The analysis of pathogenic genetic variations has always been an important challenge in the field of human genetics. Single nucleotide mutations in genes related to Mendelian genetic diseases should be the easiest type of mutation to study in human genetics. However, for many disease genes, the clinical importance of at least half of single nucleotide mutations has not been determined, seriously affecting the diagnostic efficiency of genetic diseases, especially rare genetic diseases. Deep mutational screening (DMS) refers to a research method that generates large-scale gene variations through saturation mutagenesis and then studies genetic variations in cell lines through high-throughput methods. This method can greatly accelerate the diagnosis of genetic diseases and deepen our understanding of the clinical importance of single nucleotide mutations. However, the cost and complexity of current deep mutation screening methods hinder their widespread application in clinical research.

On September 25, 2024, Monkol Lek's team from Yale University and Dr. Kaiyue Ma from Shanghai Jiao Tong University published a research article titled Saturation Mutaagenesis Re inforced Functional Assays (SMuRF) for Disease related Genes online in the journal Cell. Researchers have established a deep mutation screening workflow for studying disease genes called "saturation mutagenesis assisted functional method" - SMuRF. This workflow includes a novel and low-cost saturation mutagenesis method, a new sensitive high-throughput flow cytometer functional method, and multiple independent validation functional methods, which can achieve rapid and efficient deep mutation screening of multiple disease genes. In addition, to validate and demonstrate the effectiveness of SMuRF, researchers applied SMuRF to score all possible single nucleotide mutations in the two α - anti muscular atrophy related glycoprotein disease genes FKRP and LARGE1. The results show that the establishment and application of SMuRF provide possibilities for studying functional mutations in various rare diseases.

Figure 1: Schematic diagram of SMuRF biotechnology development and application

Saturated genome (base) editing (SGE/SBE) is currently one of the most widely used saturation mutagenesis methods, but its application cost is high and it is limited by the editing efficiency differences of the CRISPR system, resulting in unpredictable differences in the coverage of mutations at different sites. Therefore, in clinical research, SGE and SBE are difficult to be widely applied in disease research laboratories lacking CRISPR technology experience.

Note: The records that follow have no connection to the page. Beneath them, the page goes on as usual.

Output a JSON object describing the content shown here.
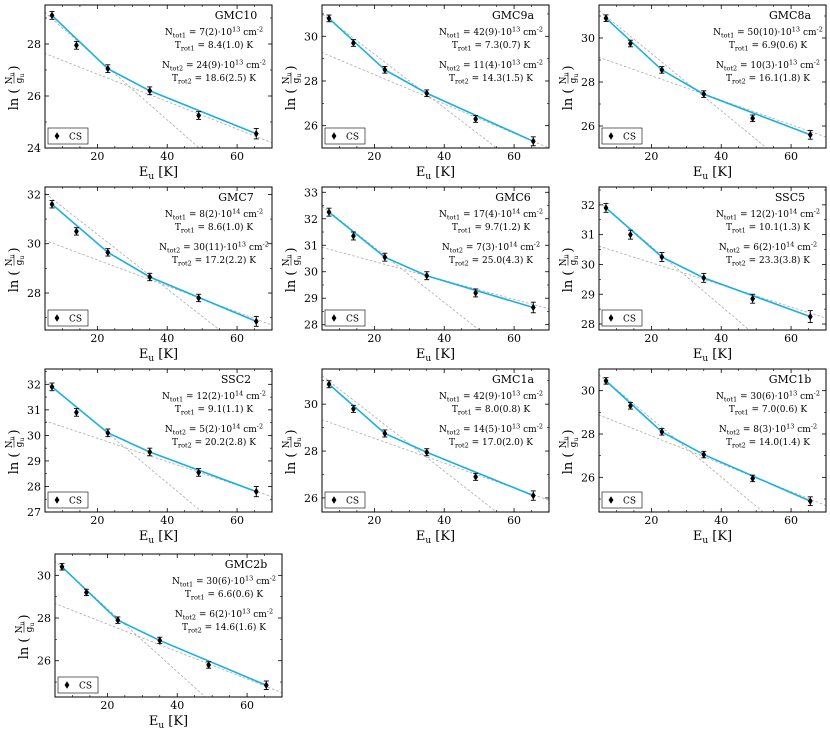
{
  "xlabel": "E",
  "xlabel_sub": "u",
  "xlabel_unit": "[K]",
  "ylabel_pre": "ln",
  "ylabel_num": "N",
  "ylabel_num_sub": "u",
  "ylabel_den": "g",
  "ylabel_den_sub": "u",
  "legend_label": "CS",
  "colors": {
    "fit": "#1ab0e0",
    "component": "#aaaaaa",
    "points": "#000000"
  },
  "chart_data": [
    {
      "type": "scatter",
      "name": "GMC10",
      "x": [
        7,
        14,
        23,
        35,
        49,
        65.5
      ],
      "y": [
        29.1,
        27.95,
        27.05,
        26.2,
        25.25,
        24.55
      ],
      "yerr": [
        0.15,
        0.15,
        0.15,
        0.15,
        0.15,
        0.2
      ],
      "xlim": [
        5,
        70
      ],
      "ylim": [
        24,
        29.5
      ],
      "xticks": [
        20,
        40,
        60
      ],
      "yticks": [
        24,
        26,
        28
      ],
      "fit": [
        [
          7,
          29.1
        ],
        [
          23,
          27.05
        ],
        [
          35,
          26.2
        ],
        [
          65.5,
          24.55
        ]
      ],
      "comp1": [
        [
          0,
          29.8
        ],
        [
          50,
          23.9
        ]
      ],
      "comp2": [
        [
          0,
          27.9
        ],
        [
          70,
          24.2
        ]
      ],
      "annotations": [
        {
          "lines": [
            "GMC10"
          ]
        },
        {
          "lines": [
            "N_tot1 = 7(2)·10^13 cm^-2",
            "T_rot1 = 8.4(1.0) K"
          ]
        },
        {
          "lines": [
            "N_tot2 = 24(9)·10^13 cm^-2",
            "T_rot2 = 18.6(2.5) K"
          ]
        }
      ]
    },
    {
      "type": "scatter",
      "name": "GMC9a",
      "x": [
        7,
        14,
        23,
        35,
        49,
        65.5
      ],
      "y": [
        30.8,
        29.7,
        28.5,
        27.45,
        26.3,
        25.3
      ],
      "yerr": [
        0.15,
        0.15,
        0.15,
        0.15,
        0.15,
        0.2
      ],
      "xlim": [
        5,
        70
      ],
      "ylim": [
        25,
        31.4
      ],
      "xticks": [
        20,
        40,
        60
      ],
      "yticks": [
        26,
        28,
        30
      ],
      "fit": [
        [
          7,
          30.8
        ],
        [
          23,
          28.5
        ],
        [
          35,
          27.45
        ],
        [
          65.5,
          25.3
        ]
      ],
      "comp1": [
        [
          0,
          31.6
        ],
        [
          55,
          25
        ]
      ],
      "comp2": [
        [
          0,
          29.6
        ],
        [
          70,
          25.0
        ]
      ],
      "annotations": [
        {
          "lines": [
            "GMC9a"
          ]
        },
        {
          "lines": [
            "N_tot1 = 42(9)·10^13 cm^-2",
            "T_rot1 = 7.3(0.7) K"
          ]
        },
        {
          "lines": [
            "N_tot2 = 11(4)·10^13 cm^-2",
            "T_rot2 = 14.3(1.5) K"
          ]
        }
      ]
    },
    {
      "type": "scatter",
      "name": "GMC8a",
      "x": [
        7,
        14,
        23,
        35,
        49,
        65.5
      ],
      "y": [
        30.9,
        29.75,
        28.55,
        27.45,
        26.35,
        25.6
      ],
      "yerr": [
        0.15,
        0.15,
        0.15,
        0.15,
        0.15,
        0.2
      ],
      "xlim": [
        5,
        70
      ],
      "ylim": [
        25,
        31.5
      ],
      "xticks": [
        20,
        40,
        60
      ],
      "yticks": [
        26,
        28,
        30
      ],
      "fit": [
        [
          7,
          30.9
        ],
        [
          23,
          28.55
        ],
        [
          35,
          27.45
        ],
        [
          65.5,
          25.6
        ]
      ],
      "comp1": [
        [
          0,
          31.9
        ],
        [
          53,
          25
        ]
      ],
      "comp2": [
        [
          0,
          29.4
        ],
        [
          70,
          25.5
        ]
      ],
      "annotations": [
        {
          "lines": [
            "GMC8a"
          ]
        },
        {
          "lines": [
            "N_tot1 = 50(10)·10^13 cm^-2",
            "T_rot1 = 6.9(0.6) K"
          ]
        },
        {
          "lines": [
            "N_tot2 = 10(3)·10^13 cm^-2",
            "T_rot2 = 16.1(1.8) K"
          ]
        }
      ]
    },
    {
      "type": "scatter",
      "name": "GMC7",
      "x": [
        7,
        14,
        23,
        35,
        49,
        65.5
      ],
      "y": [
        31.6,
        30.5,
        29.65,
        28.65,
        27.8,
        26.85
      ],
      "yerr": [
        0.15,
        0.15,
        0.15,
        0.15,
        0.15,
        0.2
      ],
      "xlim": [
        5,
        70
      ],
      "ylim": [
        26.5,
        32.3
      ],
      "xticks": [
        20,
        40,
        60
      ],
      "yticks": [
        28,
        30,
        32
      ],
      "fit": [
        [
          7,
          31.6
        ],
        [
          23,
          29.65
        ],
        [
          35,
          28.65
        ],
        [
          65.5,
          26.85
        ]
      ],
      "comp1": [
        [
          0,
          32.6
        ],
        [
          55,
          26.5
        ]
      ],
      "comp2": [
        [
          0,
          30.4
        ],
        [
          70,
          26.7
        ]
      ],
      "annotations": [
        {
          "lines": [
            "GMC7"
          ]
        },
        {
          "lines": [
            "N_tot1 = 8(2)·10^14 cm^-2",
            "T_rot1 = 8.6(1.0) K"
          ]
        },
        {
          "lines": [
            "N_tot2 = 30(11)·10^13 cm^-2",
            "T_rot2 = 17.2(2.2) K"
          ]
        }
      ]
    },
    {
      "type": "scatter",
      "name": "GMC6",
      "x": [
        7,
        14,
        23,
        35,
        49,
        65.5
      ],
      "y": [
        32.25,
        31.35,
        30.55,
        29.85,
        29.2,
        28.65
      ],
      "yerr": [
        0.15,
        0.15,
        0.15,
        0.15,
        0.15,
        0.2
      ],
      "xlim": [
        5,
        70
      ],
      "ylim": [
        27.8,
        33.2
      ],
      "xticks": [
        20,
        40,
        60
      ],
      "yticks": [
        28,
        29,
        30,
        31,
        32,
        33
      ],
      "fit": [
        [
          7,
          32.25
        ],
        [
          23,
          30.55
        ],
        [
          35,
          29.85
        ],
        [
          65.5,
          28.65
        ]
      ],
      "comp1": [
        [
          0,
          33.0
        ],
        [
          50,
          27.8
        ]
      ],
      "comp2": [
        [
          0,
          31.1
        ],
        [
          70,
          28.6
        ]
      ],
      "annotations": [
        {
          "lines": [
            "GMC6"
          ]
        },
        {
          "lines": [
            "N_tot1 = 17(4)·10^14 cm^-2",
            "T_rot1 = 9.7(1.2) K"
          ]
        },
        {
          "lines": [
            "N_tot2 = 7(3)·10^14 cm^-2",
            "T_rot2 = 25.0(4.3) K"
          ]
        }
      ]
    },
    {
      "type": "scatter",
      "name": "SSC5",
      "x": [
        7,
        14,
        23,
        35,
        49,
        65.5
      ],
      "y": [
        31.9,
        31.0,
        30.25,
        29.55,
        28.85,
        28.25
      ],
      "yerr": [
        0.15,
        0.15,
        0.15,
        0.15,
        0.15,
        0.2
      ],
      "xlim": [
        5,
        70
      ],
      "ylim": [
        27.8,
        32.6
      ],
      "xticks": [
        20,
        40,
        60
      ],
      "yticks": [
        28,
        29,
        30,
        31,
        32
      ],
      "fit": [
        [
          7,
          31.9
        ],
        [
          23,
          30.25
        ],
        [
          35,
          29.55
        ],
        [
          65.5,
          28.25
        ]
      ],
      "comp1": [
        [
          0,
          32.6
        ],
        [
          48,
          27.8
        ]
      ],
      "comp2": [
        [
          0,
          30.8
        ],
        [
          70,
          28.2
        ]
      ],
      "annotations": [
        {
          "lines": [
            "SSC5"
          ]
        },
        {
          "lines": [
            "N_tot1 = 12(2)·10^14 cm^-2",
            "T_rot1 = 10.1(1.3) K"
          ]
        },
        {
          "lines": [
            "N_tot2 = 6(2)·10^14 cm^-2",
            "T_rot2 = 23.3(3.8) K"
          ]
        }
      ]
    },
    {
      "type": "scatter",
      "name": "SSC2",
      "x": [
        7,
        14,
        23,
        35,
        49,
        65.5
      ],
      "y": [
        31.9,
        30.9,
        30.1,
        29.35,
        28.55,
        27.8
      ],
      "yerr": [
        0.15,
        0.15,
        0.15,
        0.15,
        0.15,
        0.2
      ],
      "xlim": [
        5,
        70
      ],
      "ylim": [
        27,
        32.6
      ],
      "xticks": [
        20,
        40,
        60
      ],
      "yticks": [
        27,
        28,
        29,
        30,
        31,
        32
      ],
      "fit": [
        [
          7,
          31.9
        ],
        [
          23,
          30.1
        ],
        [
          35,
          29.35
        ],
        [
          65.5,
          27.8
        ]
      ],
      "comp1": [
        [
          0,
          32.7
        ],
        [
          50,
          27
        ]
      ],
      "comp2": [
        [
          0,
          30.8
        ],
        [
          70,
          27.6
        ]
      ],
      "annotations": [
        {
          "lines": [
            "SSC2"
          ]
        },
        {
          "lines": [
            "N_tot1 = 12(2)·10^14 cm^-2",
            "T_rot1 = 9.1(1.1) K"
          ]
        },
        {
          "lines": [
            "N_tot2 = 5(2)·10^14 cm^-2",
            "T_rot2 = 20.2(2.8) K"
          ]
        }
      ]
    },
    {
      "type": "scatter",
      "name": "GMC1a",
      "x": [
        7,
        14,
        23,
        35,
        49,
        65.5
      ],
      "y": [
        30.85,
        29.8,
        28.75,
        27.95,
        26.9,
        26.1
      ],
      "yerr": [
        0.15,
        0.15,
        0.15,
        0.15,
        0.15,
        0.2
      ],
      "xlim": [
        5,
        70
      ],
      "ylim": [
        25.4,
        31.5
      ],
      "xticks": [
        20,
        40,
        60
      ],
      "yticks": [
        26,
        28,
        30
      ],
      "fit": [
        [
          7,
          30.85
        ],
        [
          23,
          28.75
        ],
        [
          35,
          27.95
        ],
        [
          65.5,
          26.1
        ]
      ],
      "comp1": [
        [
          0,
          31.8
        ],
        [
          55,
          25.4
        ]
      ],
      "comp2": [
        [
          0,
          29.6
        ],
        [
          70,
          25.9
        ]
      ],
      "annotations": [
        {
          "lines": [
            "GMC1a"
          ]
        },
        {
          "lines": [
            "N_tot1 = 42(9)·10^13 cm^-2",
            "T_rot1 = 8.0(0.8) K"
          ]
        },
        {
          "lines": [
            "N_tot2 = 14(5)·10^13 cm^-2",
            "T_rot2 = 17.0(2.0) K"
          ]
        }
      ]
    },
    {
      "type": "scatter",
      "name": "GMC1b",
      "x": [
        7,
        14,
        23,
        35,
        49,
        65.5
      ],
      "y": [
        30.45,
        29.3,
        28.1,
        27.05,
        25.95,
        24.9
      ],
      "yerr": [
        0.15,
        0.15,
        0.15,
        0.15,
        0.15,
        0.2
      ],
      "xlim": [
        5,
        70
      ],
      "ylim": [
        24.4,
        31
      ],
      "xticks": [
        20,
        40,
        60
      ],
      "yticks": [
        26,
        28,
        30
      ],
      "fit": [
        [
          7,
          30.45
        ],
        [
          23,
          28.1
        ],
        [
          35,
          27.05
        ],
        [
          65.5,
          24.9
        ]
      ],
      "comp1": [
        [
          0,
          31.4
        ],
        [
          52,
          24.4
        ]
      ],
      "comp2": [
        [
          0,
          29.2
        ],
        [
          70,
          24.7
        ]
      ],
      "annotations": [
        {
          "lines": [
            "GMC1b"
          ]
        },
        {
          "lines": [
            "N_tot1 = 30(6)·10^13 cm^-2",
            "T_rot1 = 7.0(0.6) K"
          ]
        },
        {
          "lines": [
            "N_tot2 = 8(3)·10^13 cm^-2",
            "T_rot2 = 14.0(1.4) K"
          ]
        }
      ]
    },
    {
      "type": "scatter",
      "name": "GMC2b",
      "x": [
        7,
        14,
        23,
        35,
        49,
        65.5
      ],
      "y": [
        30.4,
        29.2,
        27.9,
        26.95,
        25.8,
        24.85
      ],
      "yerr": [
        0.15,
        0.15,
        0.15,
        0.15,
        0.15,
        0.2
      ],
      "xlim": [
        5,
        70
      ],
      "ylim": [
        24.3,
        31
      ],
      "xticks": [
        20,
        40,
        60
      ],
      "yticks": [
        26,
        28,
        30
      ],
      "fit": [
        [
          7,
          30.4
        ],
        [
          23,
          27.9
        ],
        [
          35,
          26.95
        ],
        [
          65.5,
          24.85
        ]
      ],
      "comp1": [
        [
          0,
          31.4
        ],
        [
          48,
          24.3
        ]
      ],
      "comp2": [
        [
          0,
          29.0
        ],
        [
          70,
          24.5
        ]
      ],
      "annotations": [
        {
          "lines": [
            "GMC2b"
          ]
        },
        {
          "lines": [
            "N_tot1 = 30(6)·10^13 cm^-2",
            "T_rot1 = 6.6(0.6) K"
          ]
        },
        {
          "lines": [
            "N_tot2 = 6(2)·10^13 cm^-2",
            "T_rot2 = 14.6(1.6) K"
          ]
        }
      ]
    }
  ]
}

Unlike SGE/SBE, PALS (programmed allelic series) is a method that can generate high coverage saturation mutations without preference (PMID: 25559584). Researchers have developed a PALS-C method based on PALS, which also has no preference, high coverage, low cost, and simple operation. In addition, based on the development of molecular biology biotechnology, researchers focus on exploring the impact of mutations on cellular functional changes, optimizing and improving a flow cytometer functional detection method, which efficiently enhances the sensitivity of DMS detection.

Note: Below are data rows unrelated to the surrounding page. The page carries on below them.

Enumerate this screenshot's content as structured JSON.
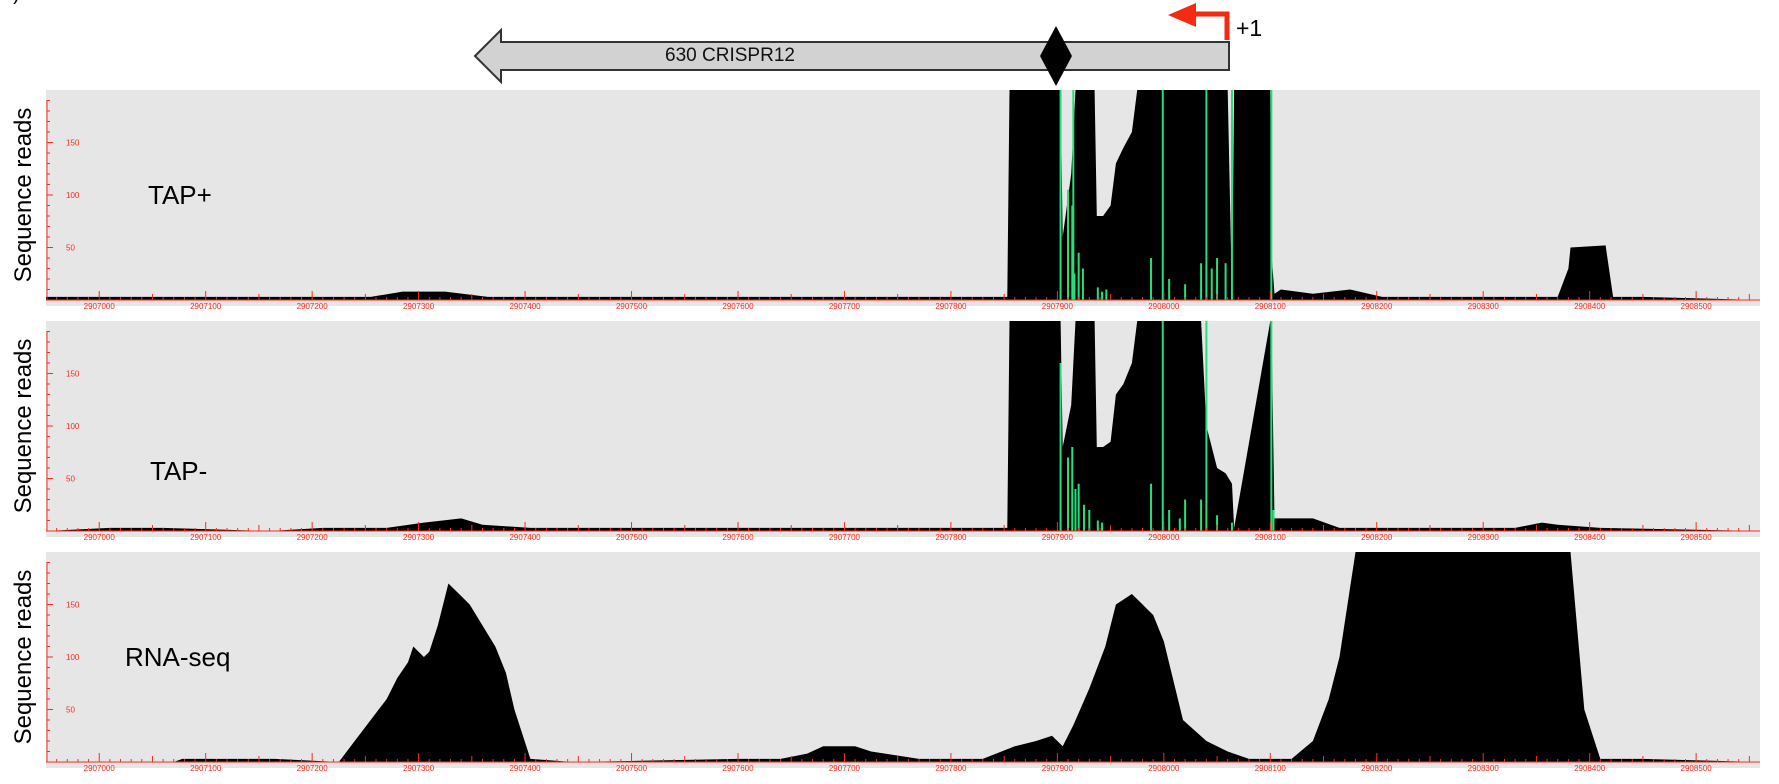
{
  "figure": {
    "panel_letter": "b)",
    "gene_label": "630 CRISPR12",
    "tss_label": "+1",
    "colors": {
      "background": "#e6e6e6",
      "reads": "#000000",
      "tss_marks": "#22e07a",
      "axis": "#ff2a1a",
      "gene_fill": "#d2d2d2",
      "gene_stroke": "#333333",
      "tss_arrow": "#f52a12"
    }
  },
  "chart_data": [
    {
      "type": "area",
      "title": "TAP+",
      "ylabel": "Sequence reads",
      "yticks": [
        50,
        100,
        150
      ],
      "ylim": [
        0,
        200
      ],
      "xlim": [
        2906950,
        2908560
      ],
      "xticks": [
        2907000,
        2907100,
        2907200,
        2907300,
        2907400,
        2907500,
        2907600,
        2907700,
        2907800,
        2907900,
        2908000,
        2908100,
        2908200,
        2908300,
        2908400,
        2908500
      ],
      "x": [
        2906950,
        2906975,
        2907255,
        2907285,
        2907325,
        2907365,
        2907395,
        2907440,
        2907610,
        2907800,
        2907853,
        2907855,
        2907893,
        2907903,
        2907905,
        2907913,
        2907917,
        2907922,
        2907930,
        2907935,
        2907937,
        2907943,
        2907950,
        2907955,
        2907962,
        2907970,
        2907975,
        2908000,
        2908050,
        2908060,
        2908064,
        2908066,
        2908100,
        2908101,
        2908104,
        2908110,
        2908140,
        2908175,
        2908205,
        2908238,
        2908325,
        2908370,
        2908380,
        2908382,
        2908415,
        2908422,
        2908450,
        2908560
      ],
      "values": [
        3,
        3,
        3,
        8,
        8,
        3,
        3,
        3,
        3,
        3,
        3,
        200,
        200,
        200,
        60,
        120,
        200,
        200,
        200,
        200,
        80,
        80,
        90,
        130,
        145,
        160,
        200,
        200,
        200,
        200,
        3,
        200,
        200,
        45,
        6,
        10,
        6,
        10,
        3,
        3,
        3,
        3,
        30,
        50,
        52,
        3,
        3,
        0
      ],
      "green_marks": [
        {
          "x": 2907903,
          "y": 200
        },
        {
          "x": 2907915,
          "y": 200
        },
        {
          "x": 2907910,
          "y": 105
        },
        {
          "x": 2907914,
          "y": 90
        },
        {
          "x": 2907916,
          "y": 25
        },
        {
          "x": 2907920,
          "y": 45
        },
        {
          "x": 2907924,
          "y": 30
        },
        {
          "x": 2907938,
          "y": 12
        },
        {
          "x": 2907942,
          "y": 8
        },
        {
          "x": 2907946,
          "y": 10
        },
        {
          "x": 2907988,
          "y": 40
        },
        {
          "x": 2907999,
          "y": 200
        },
        {
          "x": 2908005,
          "y": 20
        },
        {
          "x": 2908020,
          "y": 15
        },
        {
          "x": 2908035,
          "y": 35
        },
        {
          "x": 2908040,
          "y": 200
        },
        {
          "x": 2908045,
          "y": 30
        },
        {
          "x": 2908050,
          "y": 40
        },
        {
          "x": 2908058,
          "y": 35
        },
        {
          "x": 2908064,
          "y": 200
        },
        {
          "x": 2908101,
          "y": 200
        }
      ]
    },
    {
      "type": "area",
      "title": "TAP-",
      "ylabel": "Sequence reads",
      "yticks": [
        50,
        100,
        150
      ],
      "ylim": [
        0,
        200
      ],
      "xlim": [
        2906950,
        2908560
      ],
      "xticks": [
        2907000,
        2907100,
        2907200,
        2907300,
        2907400,
        2907500,
        2907600,
        2907700,
        2907800,
        2907900,
        2908000,
        2908100,
        2908200,
        2908300,
        2908400,
        2908500
      ],
      "x": [
        2906950,
        2907010,
        2907060,
        2907160,
        2907210,
        2907270,
        2907305,
        2907340,
        2907360,
        2907405,
        2907500,
        2907740,
        2907800,
        2907853,
        2907855,
        2907893,
        2907903,
        2907905,
        2907913,
        2907917,
        2907930,
        2907935,
        2907937,
        2907943,
        2907950,
        2907955,
        2907962,
        2907970,
        2907975,
        2908000,
        2908035,
        2908040,
        2908050,
        2908058,
        2908064,
        2908066,
        2908100,
        2908101,
        2908104,
        2908140,
        2908165,
        2908200,
        2908275,
        2908330,
        2908355,
        2908370,
        2908410,
        2908560
      ],
      "values": [
        0,
        3,
        3,
        0,
        3,
        3,
        8,
        12,
        6,
        3,
        3,
        3,
        3,
        3,
        200,
        200,
        200,
        80,
        120,
        200,
        200,
        200,
        80,
        80,
        85,
        130,
        140,
        160,
        200,
        200,
        200,
        100,
        60,
        55,
        45,
        3,
        200,
        200,
        12,
        12,
        3,
        3,
        3,
        3,
        8,
        6,
        3,
        0
      ],
      "green_marks": [
        {
          "x": 2907903,
          "y": 160
        },
        {
          "x": 2907910,
          "y": 70
        },
        {
          "x": 2907914,
          "y": 80
        },
        {
          "x": 2907917,
          "y": 40
        },
        {
          "x": 2907920,
          "y": 45
        },
        {
          "x": 2907925,
          "y": 25
        },
        {
          "x": 2907930,
          "y": 20
        },
        {
          "x": 2907938,
          "y": 10
        },
        {
          "x": 2907942,
          "y": 8
        },
        {
          "x": 2907988,
          "y": 45
        },
        {
          "x": 2907999,
          "y": 200
        },
        {
          "x": 2908005,
          "y": 20
        },
        {
          "x": 2908015,
          "y": 12
        },
        {
          "x": 2908020,
          "y": 30
        },
        {
          "x": 2908035,
          "y": 30
        },
        {
          "x": 2908040,
          "y": 200
        },
        {
          "x": 2908050,
          "y": 15
        },
        {
          "x": 2908064,
          "y": 8
        },
        {
          "x": 2908101,
          "y": 200
        },
        {
          "x": 2908103,
          "y": 20
        }
      ]
    },
    {
      "type": "area",
      "title": "RNA-seq",
      "ylabel": "Sequence reads",
      "yticks": [
        50,
        100,
        150
      ],
      "ylim": [
        0,
        200
      ],
      "xlim": [
        2906950,
        2908560
      ],
      "xticks": [
        2907000,
        2907100,
        2907200,
        2907300,
        2907400,
        2907500,
        2907600,
        2907700,
        2907800,
        2907900,
        2908000,
        2908100,
        2908200,
        2908300,
        2908400,
        2908500
      ],
      "x": [
        2906950,
        2907070,
        2907078,
        2907165,
        2907225,
        2907240,
        2907255,
        2907270,
        2907280,
        2907290,
        2907295,
        2907305,
        2907310,
        2907318,
        2907328,
        2907338,
        2907348,
        2907360,
        2907372,
        2907382,
        2907390,
        2907405,
        2907445,
        2907600,
        2907640,
        2907665,
        2907680,
        2907710,
        2907725,
        2907770,
        2907800,
        2907830,
        2907860,
        2907880,
        2907895,
        2907900,
        2907905,
        2907915,
        2907930,
        2907945,
        2907955,
        2907970,
        2907990,
        2908000,
        2908018,
        2908040,
        2908060,
        2908080,
        2908100,
        2908120,
        2908140,
        2908155,
        2908165,
        2908180,
        2908340,
        2908382,
        2908395,
        2908410,
        2908450,
        2908560
      ],
      "values": [
        0,
        0,
        3,
        3,
        0,
        20,
        40,
        60,
        80,
        95,
        110,
        100,
        105,
        130,
        170,
        160,
        150,
        130,
        110,
        85,
        50,
        3,
        0,
        3,
        3,
        8,
        15,
        15,
        10,
        3,
        3,
        3,
        15,
        20,
        25,
        20,
        15,
        35,
        70,
        110,
        150,
        160,
        140,
        115,
        40,
        20,
        10,
        3,
        3,
        3,
        20,
        60,
        100,
        200,
        200,
        200,
        50,
        3,
        3,
        0
      ]
    }
  ]
}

Figure 2: Technical details of SMuRF workflow

Meanwhile, based on the development and optimization of the above-mentioned biotechnology methods, researchers used SMuRF to conduct functional studies on the genetic mutations of FKRP and LARGE1. After comparing with the human genetic variation database ClinVar and the largest human genetic variation database gnomAD, researchers confirmed that the SMuRF score is consistent with the clinical classification and frequency of variations reported in the database. Subsequently, the researchers found that the SMuRF score could better reflect the severity of FKRP related diseases by integrating 8 patient cohorts. The researchers also compared the functional scores of SMuRF and artificial intelligence mutation prediction tools represented by AlphaMissine, and proposed that SMuRF has the potential to further enhance the predictive ability of related artificial intelligence tools. Subsequently, the researchers projected SMuRF scores onto the protein structures of FKRP and LARGE1, revealing important disease-related regions. Finally, adhering to the principle that "independent validation experiments should be an important part of the deep mutation screening workflow," the researchers used high-throughput methods based on the LASV virus invasion mechanism and immunofluorescence staining validation methods to validate α - DG glycosylation and SMuRF scoring in muscle cell lines.

In summary, SMuRF provides a simple and cost-effective saturation mutagenesis method that, when combined with high-throughput functional screening techniques, can effectively solve the problem of clinically unclear mutations. SMuRF has shown great potential in predicting disease severity, analyzing key structural regions, and providing training datasets for computational prediction models.

Dr. Ma Kaiyue from the Bio-X Research Institute of Shanghai Jiao Tong University (formerly a doctoral student at Yale University) and Professor Monkol Lek from Yale University are co corresponding authors of the paper. Dr. Ma Kaiyue is the sole first author of this article.